Very Frustrated
Hi all,
As I’ve shared before, I’ve had 82 surgeries to either fuse, replace, or—in one case—completely remove a joint. For over three years, I’ve been dealing with tailbone and lower back pain.
Last year’s MRI findings
I recently saw my back surgeon, the same one who fused my neck last year. During my visit last week, he told me that last year’s MRI showed swelling at the tip of my tailbone—a detail he never shared with me in December, nearly a year ago! I would think that was important information to share at the time.
He then mentioned that there is a surgery to remove the tailbone, but he doesn’t perform it. He advised me to contact my pain doctor at Vanderbilt, the same doctor who administered my steroid shots two weeks ago.
Trying to find a doctor who can help
I reached out to my pain doctor and explained the situation.

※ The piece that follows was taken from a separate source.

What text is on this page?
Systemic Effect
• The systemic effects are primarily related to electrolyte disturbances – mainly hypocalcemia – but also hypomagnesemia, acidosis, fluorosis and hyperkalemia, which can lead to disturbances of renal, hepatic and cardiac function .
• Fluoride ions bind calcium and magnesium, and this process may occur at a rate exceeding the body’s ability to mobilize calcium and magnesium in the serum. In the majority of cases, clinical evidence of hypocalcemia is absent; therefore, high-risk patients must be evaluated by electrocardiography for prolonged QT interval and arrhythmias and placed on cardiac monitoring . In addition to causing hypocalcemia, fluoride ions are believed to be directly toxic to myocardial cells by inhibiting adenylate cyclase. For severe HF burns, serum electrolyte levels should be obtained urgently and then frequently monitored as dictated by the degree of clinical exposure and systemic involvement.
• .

Unfortunately, he didn’t know of any doctor at Vanderbilt who performs this surgery. My back surgeon, however, did know of a doctor at a different medical agency. I managed to schedule an appointment, but it wasn’t until January 16, 2025.
Appointment cancelled
Today, I received a call saying they must have my records from my pain doctor before proceeding. The doctor has to review my records, and only after that will they decide whether to set an appointment.
When I asked what exactly the doctor was looking for, the staff member said, “I don’t know exactly. I just know that once he has viewed your pain records, they will set an appointment.”
They then cancelled my appointment, meaning it could take a week or two just to hear if he will see me at all. By then, it will probably be February or March before I can get an appointment.
Feeling defeated
This just broke me today. I feel totally and utterly exhausted—like I’ve been in a physical fight. I am so tired of having to fight tooth and nail just to get a little bit of help.
I called my sister to vent because she knows what I’ve been through all these years.
I need support
I just need a little bit of encouragement or support. I feel completely alone in this and like no one truly understands how much pain I’m in.
I hate that our system isn’t set up to help people like us. I feel like I’m literally in a fight just to find a doctor who can help me.